Maria Popova wrote in this article from The Marginalian [formerly Brain Pickings]:
Of course, even the best-intentioned of us are not capable of perpetual kindness, not capable of being our most elevated selves all day with everybody. If you have not watched yourself, helpless and horrified, transform into an ill-tempered child with a loved one or the unsuspecting man blocking the produce aisle with his basket of bok choy, you have not lived. Discontinuous and self-contradictory even under the safest and sanest of circumstances, human beings are not wired for constancy of feeling, of conduct, of selfhood. When the world grows unsafe, when life charges at us with its stresses and its sorrows, our devotion to kindness can short-circuit with alarming ease. And yet, paradoxically, it is often in the laboratory of loss and uncertainty that we calibrate and supercharge our capacity for kindness.

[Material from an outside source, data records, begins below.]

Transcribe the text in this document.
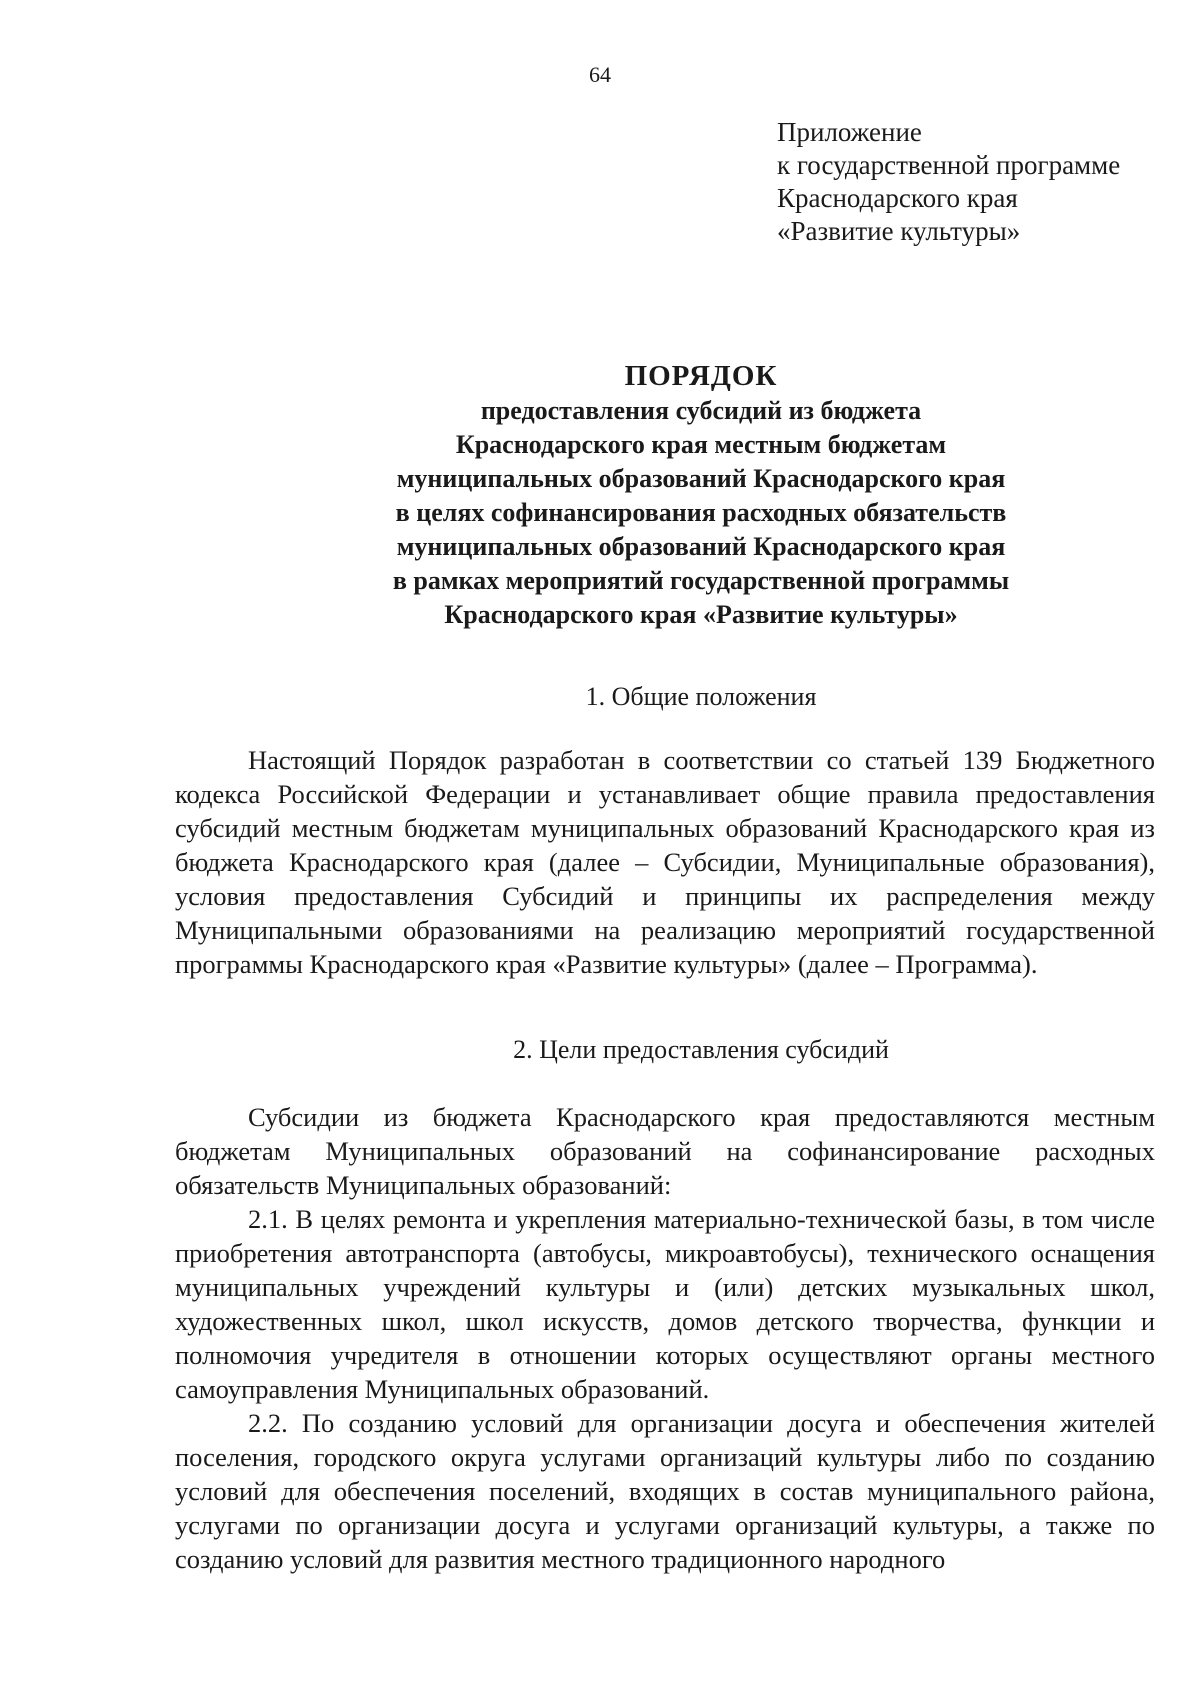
64
Приложение
к государственной программе
Краснодарского края
«Развитие культуры»
ПОРЯДОК
предоставления субсидий из бюджета
Краснодарского края местным бюджетам
муниципальных образований Краснодарского края
в целях софинансирования расходных обязательств
муниципальных образований Краснодарского края
в рамках мероприятий государственной программы
Краснодарского края «Развитие культуры»
1. Общие положения

Настоящий Порядок разработан в соответствии со статьей 139 Бюджетного кодекса Российской Федерации и устанавливает общие правила предоставления субсидий местным бюджетам муниципальных образований Краснодарского края из бюджета Краснодарского края (далее – Субсидии, Муниципальные образования), условия предоставления Субсидий и принципы их распределения между Муниципальными образованиями на реализацию мероприятий государственной программы Краснодарского края «Развитие культуры» (далее – Программа).

2. Цели предоставления субсидий

Субсидии из бюджета Краснодарского края предоставляются местным бюджетам Муниципальных образований на софинансирование расходных обязательств Муниципальных образований:

2.1. В целях ремонта и укрепления материально-технической базы, в том числе приобретения автотранспорта (автобусы, микроавтобусы), технического оснащения муниципальных учреждений культуры и (или) детских музыкальных школ, художественных школ, школ искусств, домов детского творчества, функции и полномочия учредителя в отношении которых осуществляют органы местного самоуправления Муниципальных образований.

2.2. По созданию условий для организации досуга и обеспечения жителей поселения, городского округа услугами организаций культуры либо по созданию условий для обеспечения поселений, входящих в состав муниципального района, услугами по организации досуга и услугами организаций культуры, а также по созданию условий для развития местного традиционного народного
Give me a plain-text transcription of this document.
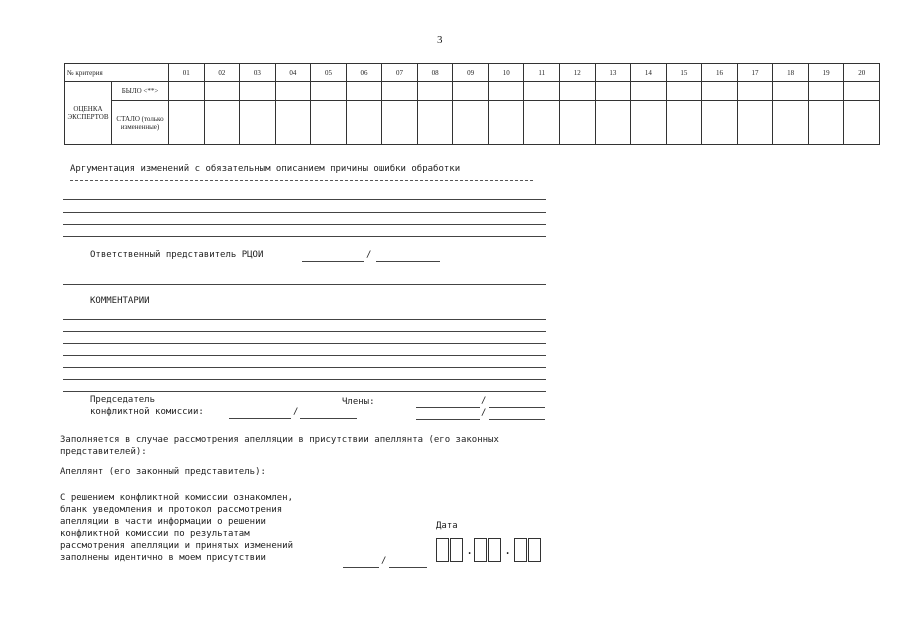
3
№ критерия		01	02	03	04	05	06	07	08	09	10	11	12	13	14	15	16	17	18	19	20
ОЦЕНКА ЭКСПЕРТОВ	БЫЛО <**>																				
	СТАЛО (только измененные)																				
Аргументация изменений с обязательным описанием причины ошибки обработки
Ответственный представитель РЦОИ	/
КОММЕНТАРИИ
Председатель
конфликтной комиссии:	/
Члены:	/
/
Заполняется в случае рассмотрения апелляции в присутствии апеллянта (его законных представителей):
Апеллянт (его законный представитель):
С решением конфликтной комиссии ознакомлен,
бланк уведомления и протокол рассмотрения
апелляции в части информации о решении
конфликтной комиссии по результатам
рассмотрения апелляции и принятых изменений
заполнены идентично в моем присутствии	/
Дата
.	.
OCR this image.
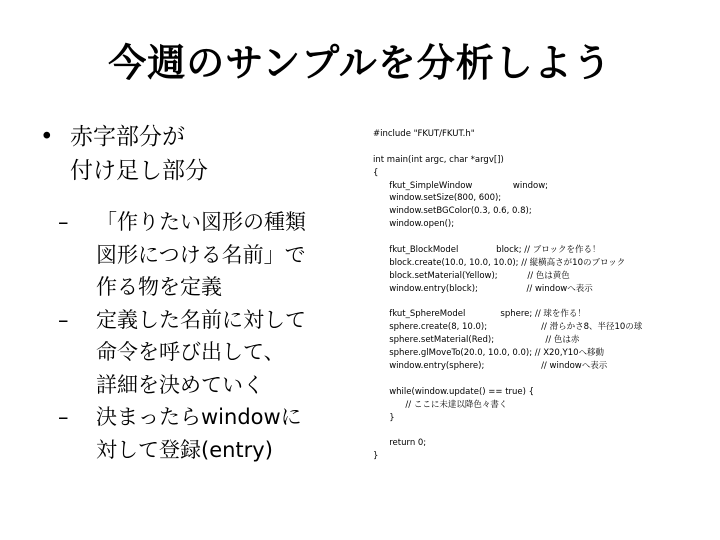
今週のサンプルを分析しよう
• 赤字部分が
付け足し部分
– 「作りたい図形の種類
図形につける名前」で
作る物を定義
– 定義した名前に対して
命令を呼び出して、
詳細を決めていく
– 決まったらwindowに
対して登録(entry)
#include "FKUT/FKUT.h"
int main(int argc, char *argv[])
{
fkut_SimpleWindow               window;
window.setSize(800, 600);
window.setBGColor(0.3, 0.6, 0.8);
window.open();
fkut_BlockModel              block; // ブロックを作る！
block.create(10.0, 10.0, 10.0); // 縦横高さが10のブロック
block.setMaterial(Yellow);           // 色は黄色
window.entry(block);                  // windowへ表示
fkut_SphereModel             sphere; // 球を作る！
sphere.create(8, 10.0);                    // 滑らかさ8、半径10の球
sphere.setMaterial(Red);                   // 色は赤
sphere.glMoveTo(20.0, 10.0, 0.0); // X20,Y10へ移動
window.entry(sphere);                     // windowへ表示
while(window.update() == true) {
// ここに未達以降色々書く
}
return 0;
}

In 2019 I was on a train from Columbia Road Flower Market, with two bouquets that didn’t fit in the bag I was carrying, feeling irritated and tired. There was a group of boys who came from sports practice, being loud and laughing and kicking a ball around the train. I spent the whole ride cursing them out in my head, just wishing for quiet, wanting to feel at peace with my flowers. I got up to leave when it was my stop, and one of the boys tapped me on the shoulder before I left and said the flowers smell really nice. He smiled, genuine. I thanked him and felt incredibly guilty on my walk home. As much as I try to see the good in the world, and as much as I wish it was unconditional, I think the true secret to tolerance and ultimate kindness is acceptance. It was okay that I felt irritated, and ending up in a loud train car after a long day wasn’t the world trying to ruin the beauty of it. It just happened. We have to move on. I got home and spent the evening arranging my flowers and making soup.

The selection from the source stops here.